Pemasaran telah berevolusi dalam tiga era. Era pertama adalah Marketing 1.0 yang fokus pada pengembangan produk; era kedua adalah Marketing 2.0 yang fokus pada pelanggan dan selanjutnya adalah Marketing 3.0 yang memberikan fokus lebih luas, termasuk pada isu-isu sosial dan lingkungan.
Setiap perspektif sebenarnya masih tetap relevan diimplementasikan hingga sekarang, hanya saja semuanya membutuhkan dukungan teknologi agar bisa memberikan hasil yang lebih optimal.
Perspektif pertama yang fokus pada pengembangan produk (product-centric marketing) percaya bahwa dengan inovasi yang tepat perusahaan bisa menciptakan pasarnya sendiri. Terkait hal ini, Steve Jobs pernah berkata; “Bukan tugas konsumen untuk mengetahui apa yang mereka butuhkan. Itu adalah tugas kita”.
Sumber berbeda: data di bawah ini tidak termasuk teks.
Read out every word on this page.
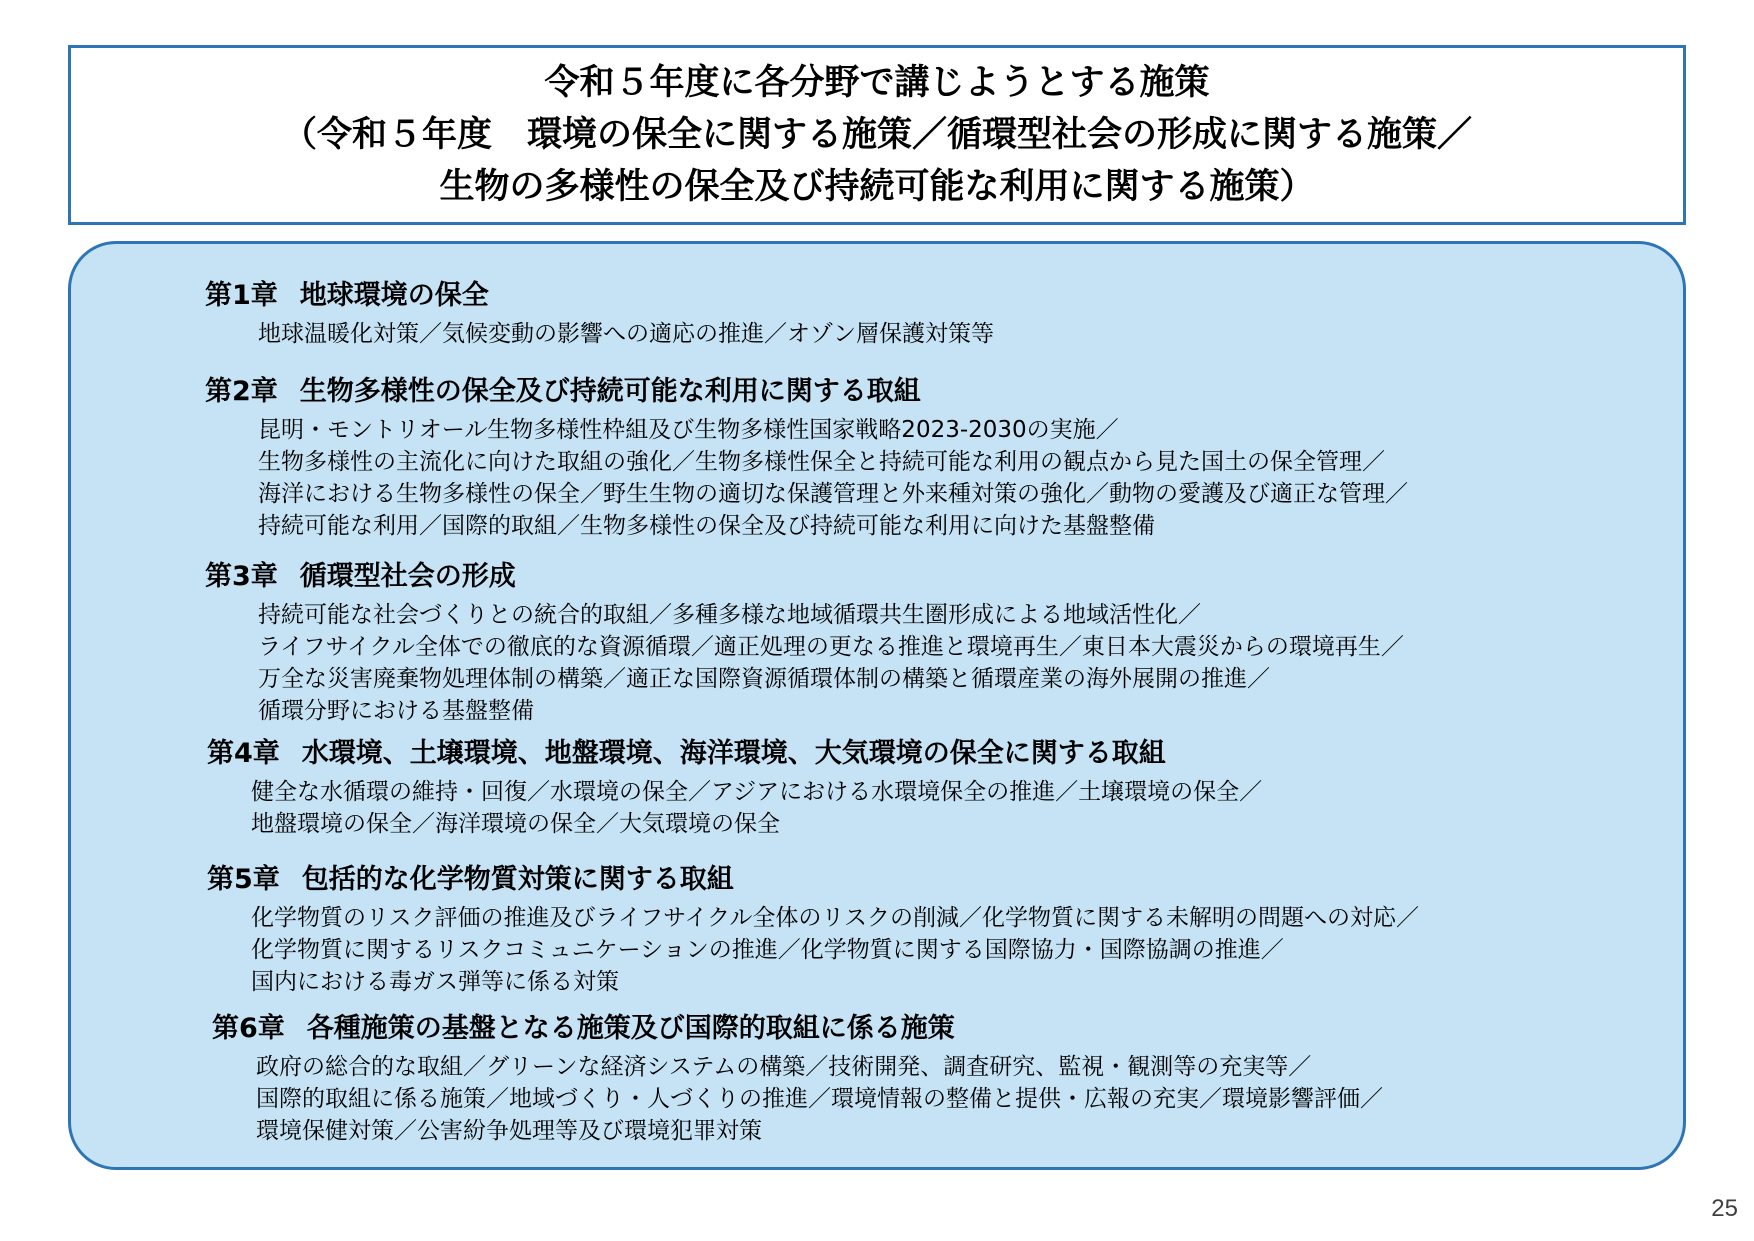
令和５年度に各分野で講じようとする施策
（令和５年度　環境の保全に関する施策／循環型社会の形成に関する施策／
生物の多様性の保全及び持続可能な利用に関する施策）
第1章 地球環境の保全
地球温暖化対策／気候変動の影響への適応の推進／オゾン層保護対策等
第2章 生物多様性の保全及び持続可能な利用に関する取組
昆明・モントリオール生物多様性枠組及び生物多様性国家戦略2023-2030の実施／
生物多様性の主流化に向けた取組の強化／生物多様性保全と持続可能な利用の観点から見た国土の保全管理／
海洋における生物多様性の保全／野生生物の適切な保護管理と外来種対策の強化／動物の愛護及び適正な管理／
持続可能な利用／国際的取組／生物多様性の保全及び持続可能な利用に向けた基盤整備
第3章 循環型社会の形成
持続可能な社会づくりとの統合的取組／多種多様な地域循環共生圏形成による地域活性化／
ライフサイクル全体での徹底的な資源循環／適正処理の更なる推進と環境再生／東日本大震災からの環境再生／
万全な災害廃棄物処理体制の構築／適正な国際資源循環体制の構築と循環産業の海外展開の推進／
循環分野における基盤整備
第4章 水環境、土壌環境、地盤環境、海洋環境、大気環境の保全に関する取組
健全な水循環の維持・回復／水環境の保全／アジアにおける水環境保全の推進／土壌環境の保全／
地盤環境の保全／海洋環境の保全／大気環境の保全
第5章 包括的な化学物質対策に関する取組
化学物質のリスク評価の推進及びライフサイクル全体のリスクの削減／化学物質に関する未解明の問題への対応／
化学物質に関するリスクコミュニケーションの推進／化学物質に関する国際協力・国際協調の推進／
国内における毒ガス弾等に係る対策
第6章 各種施策の基盤となる施策及び国際的取組に係る施策
政府の総合的な取組／グリーンな経済システムの構築／技術開発、調査研究、監視・観測等の充実等／
国際的取組に係る施策／地域づくり・人づくりの推進／環境情報の整備と提供・広報の充実／環境影響評価／
環境保健対策／公害紛争処理等及び環境犯罪対策
25
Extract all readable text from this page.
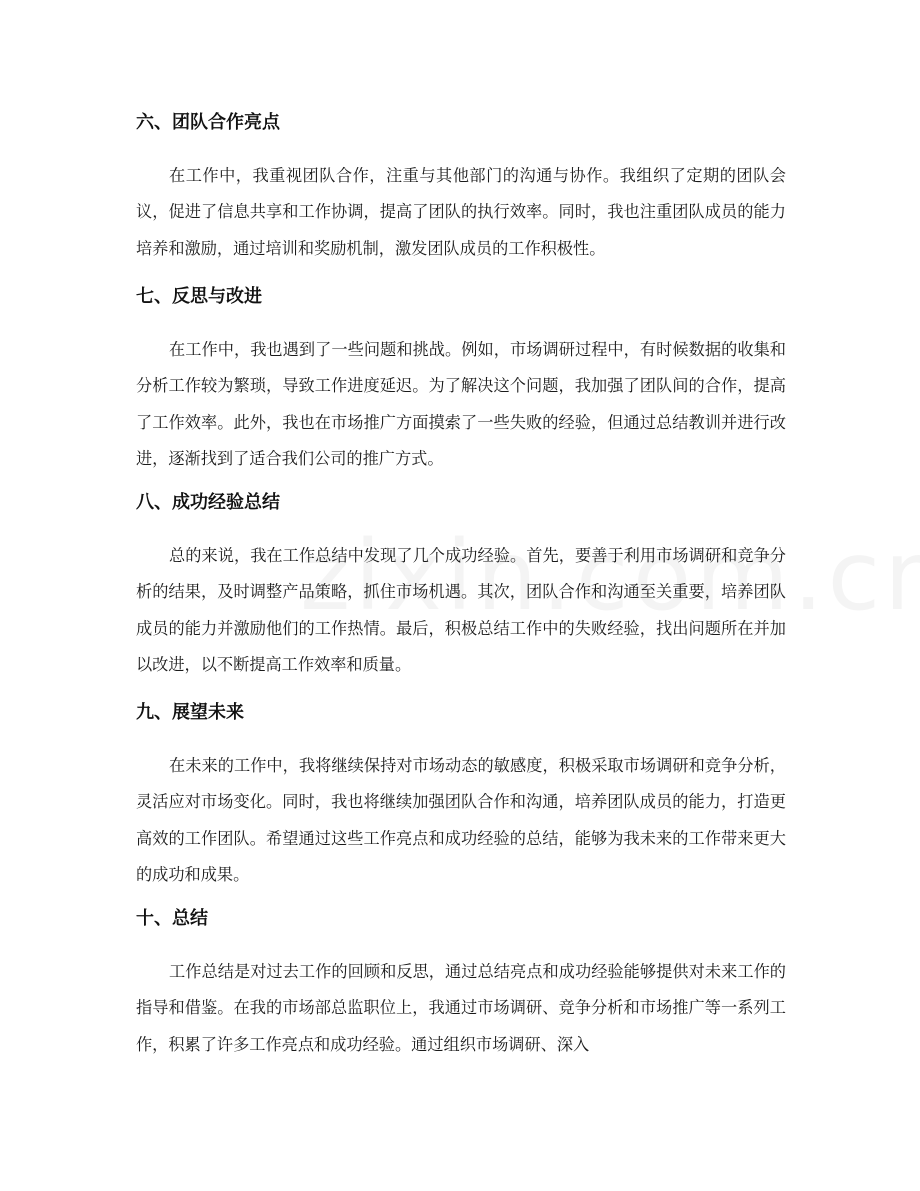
六、团队合作亮点

在工作中，我重视团队合作，注重与其他部门的沟通与协作。我组织了定期的团队会议，促进了信息共享和工作协调，提高了团队的执行效率。同时，我也注重团队成员的能力培养和激励，通过培训和奖励机制，激发团队成员的工作积极性。

七、反思与改进

在工作中，我也遇到了一些问题和挑战。例如，市场调研过程中，有时候数据的收集和分析工作较为繁琐，导致工作进度延迟。为了解决这个问题，我加强了团队间的合作，提高了工作效率。此外，我也在市场推广方面摸索了一些失败的经验，但通过总结教训并进行改进，逐渐找到了适合我们公司的推广方式。

八、成功经验总结

总的来说，我在工作总结中发现了几个成功经验。首先，要善于利用市场调研和竞争分析的结果，及时调整产品策略，抓住市场机遇。其次，团队合作和沟通至关重要，培养团队成员的能力并激励他们的工作热情。最后，积极总结工作中的失败经验，找出问题所在并加以改进，以不断提高工作效率和质量。

九、展望未来

在未来的工作中，我将继续保持对市场动态的敏感度，积极采取市场调研和竞争分析，灵活应对市场变化。同时，我也将继续加强团队合作和沟通，培养团队成员的能力，打造更高效的工作团队。希望通过这些工作亮点和成功经验的总结，能够为我未来的工作带来更大的成功和成果。

十、总结

工作总结是对过去工作的回顾和反思，通过总结亮点和成功经验能够提供对未来工作的指导和借鉴。在我的市场部总监职位上，我通过市场调研、竞争分析和市场推广等一系列工作，积累了许多工作亮点和成功经验。通过组织市场调研、深入
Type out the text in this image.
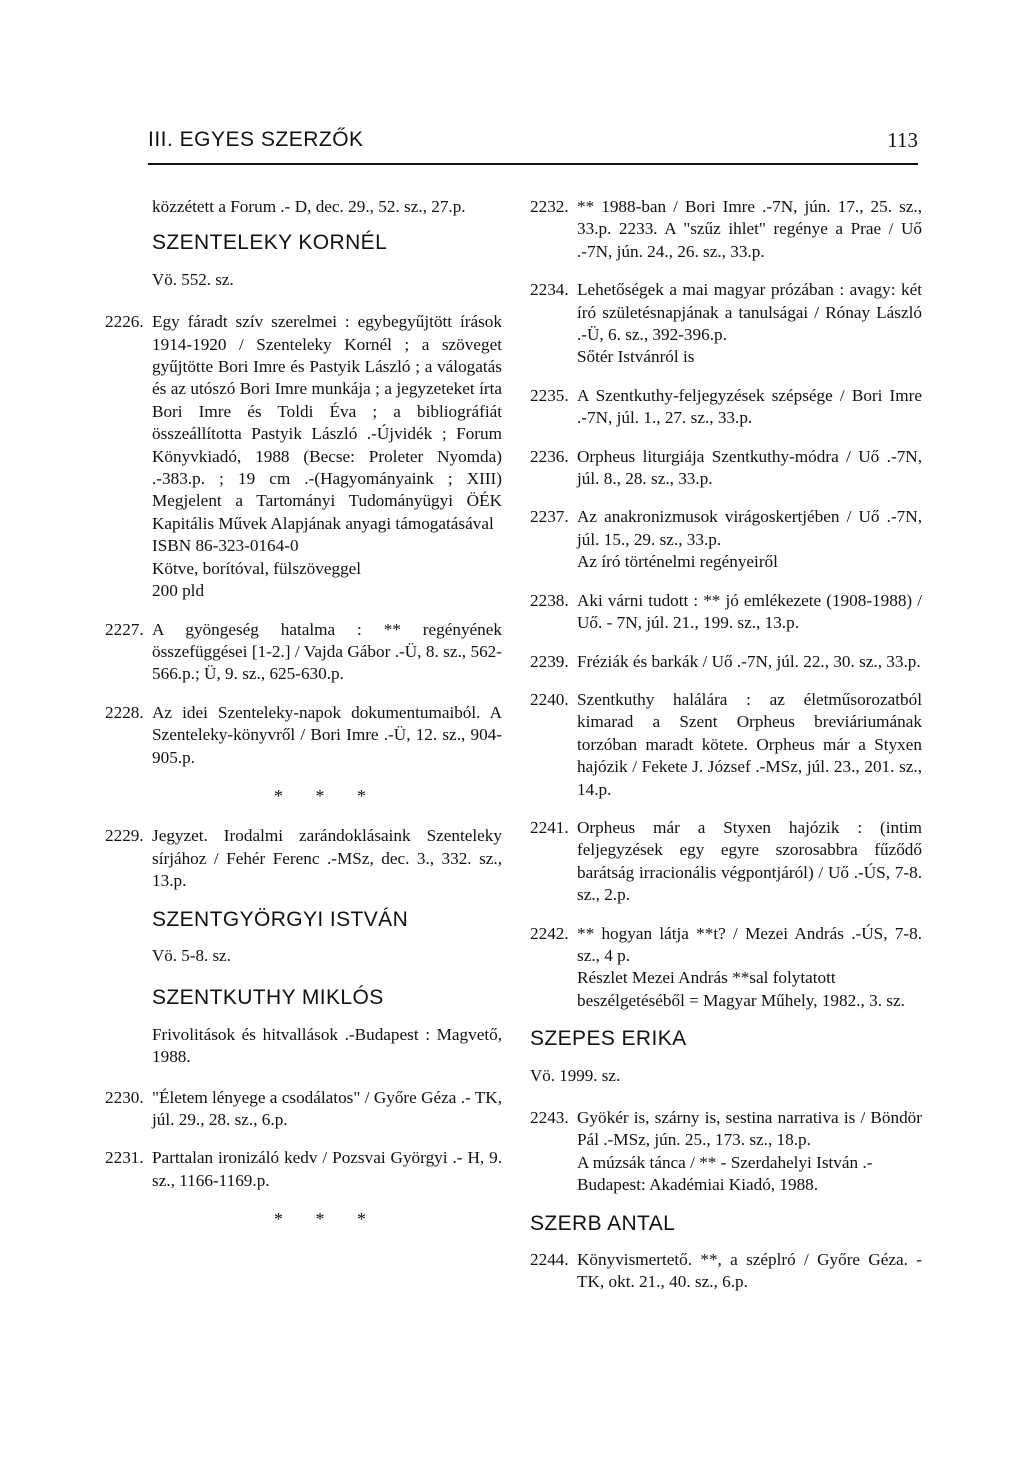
III. EGYES SZERZŐK	113
közzétett a Forum .- D, dec. 29., 52. sz., 27.p.
SZENTELEKY KORNÉL
Vö. 552. sz.
2226. Egy fáradt szív szerelmei : egybegyűjtött írások 1914-1920 / Szenteleky Kornél ; a szöveget gyűjtötte Bori Imre és Pastyik László ; a válogatás és az utószó Bori Imre munkája ; a jegyzeteket írta Bori Imre és Toldi Éva ; a bibliográfiát összeállította Pastyik László .-Újvidék ; Forum Könyvkiadó, 1988 (Becse: Proleter Nyomda) .-383.p. ; 19 cm .-(Hagyományaink ; XIII) Megjelent a Tartományi Tudományügyi ÖÉK Kapitális Művek Alapjának anyagi támogatásával
ISBN 86-323-0164-0
Kötve, borítóval, fülszöveggel
200 pld
2227. A gyöngeség hatalma : ** regényének összefüggései [1-2.] / Vajda Gábor .-Ü, 8. sz., 562-566.p.; Ü, 9. sz., 625-630.p.
2228. Az idei Szenteleky-napok dokumentumaiból. A Szenteleky-könyvről / Bori Imre .-Ü, 12. sz., 904-905.p.
* * *
2229. Jegyzet. Irodalmi zarándoklásaink Szenteleky sírjához / Fehér Ferenc .-MSz, dec. 3., 332. sz., 13.p.
SZENTGYÖRGYI ISTVÁN
Vö. 5-8. sz.
SZENTKUTHY MIKLÓS
Frivolitások és hitvallások .-Budapest : Magvető, 1988.
2230. "Életem lényege a csodálatos" / Győre Géza .- TK, júl. 29., 28. sz., 6.p.
2231. Parttalan ironizáló kedv / Pozsvai Györgyi .- H, 9. sz., 1166-1169.p.
* * *
2232. ** 1988-ban / Bori Imre .-7N, jún. 17., 25. sz., 33.p. 2233. A "szűz ihlet" regénye a Prae / Uő .-7N, jún. 24., 26. sz., 33.p.
2234. Lehetőségek a mai magyar prózában : avagy: két író születésnapjának a tanulságai / Rónay László .-Ü, 6. sz., 392-396.p.
Sőtér Istvánról is
2235. A Szentkuthy-feljegyzések szépsége / Bori Imre .-7N, júl. 1., 27. sz., 33.p.
2236. Orpheus liturgiája Szentkuthy-módra / Uő .-7N, júl. 8., 28. sz., 33.p.
2237. Az anakronizmusok virágoskertjében / Uő .-7N, júl. 15., 29. sz., 33.p.
Az író történelmi regényeiről
2238. Aki várni tudott : ** jó emlékezete (1908-1988) / Uő. - 7N, júl. 21., 199. sz., 13.p.
2239. Fréziák és barkák / Uő .-7N, júl. 22., 30. sz., 33.p.
2240. Szentkuthy halálára : az életműsorozatból kimarad a Szent Orpheus breviáriumának torzóban maradt kötete. Orpheus már a Styxen hajózik / Fekete J. József .-MSz, júl. 23., 201. sz., 14.p.
2241. Orpheus már a Styxen hajózik : (intim feljegyzések egy egyre szorosabbra fűződő barátság irracionális végpontjáról) / Uő .-ÚS, 7-8. sz., 2.p.
2242. ** hogyan látja **t? / Mezei András .-ÚS, 7-8. sz., 4 p.
Részlet Mezei András **sal folytatott beszélgetéséből = Magyar Műhely, 1982., 3. sz.
SZEPES ERIKA
Vö. 1999. sz.
2243. Gyökér is, szárny is, sestina narrativa is / Böndör Pál .-MSz, jún. 25., 173. sz., 18.p.
A múzsák tánca / ** - Szerdahelyi István .- Budapest: Akadémiai Kiadó, 1988.
SZERB ANTAL
2244. Könyvismertető. **, a széplró / Győre Géza. - TK, okt. 21., 40. sz., 6.p.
Untuk meraih kesuksesan di era digital, proses pengembangan produk baru tidak lagi bisa hanya mengandalkan ‘otak’ yang ada di dalam perusahaan.
Dengan perkembangan teknologi yang ada, perusahaan saat ini sudah bisa melibatkan pihak-pihak eksternal untuk turut memberikan sumbangan pikiran. Inilah yang disebut dengan ‘inovasi terbuka’.
Sedangkan perspektif kedua, Marketing 2.0, menganggap bahwa produk yang bagus tetap tidak akan sukses jika perusahaan tidak bisa menawarkannya dengan cara tepat kepada calon pelanggan.
Contohnya adalah kisah Komatsu—perusahaan Jepang yang memproduksi alat-alat berat—yang sukses menguasai pasar Indonesia lewat kemitraannya dengan Astra Internasional.
Mereka bisa mempertahankan loyalitas klien-kliennya lewat tim penjualan dan layanan yang memuaskan, bukan semata karena produk yang istimewa.
Di era digital, upaya untuk mendapatkan dan mempertahankan pelanggan—sebagai aktivitas inti dari Marketing 2.0—telah bisa memanfaatkan teknologi digital. Contohnya adalah pemanfaatan komunitas online untuk menjalin hubungan dengan klien, sebagaimana yang dilakukan perusahaan software SAP.
Perspektif yang ketiga, Marketing 3.0, berusaha untuk menggabungkan kepentingan bisnis dan sosial/lingkungan. Contohnya adalah PT Pembangunan Perumahan, BUMN konstruksi dari Indonesia, yang mengusung konsep gedung ramah lingkungan.
Konsep ini secara bisnis bisa menguntungkan, dari sisi lingkungan juga bisa memberikan dampak positif.
Perspektif ketiga ini juga bisa memanfaatkan perkembangan teknologi. Contohnya adalah strategi ITC asal India yang mendirikan kios-kios berteknologi internet bagi para petani di desa.
Dengan kios-kios tersebut, para petani bisa mendapatkan informasi yang transparan soal harga produk pertanian, sehingga mereka tidak lagi bisa ditipu para tengkulak. Sedangkan ITC juga diuntungkan karena bisa mendapatkan suplai bahan baku yang lebih kontinyu.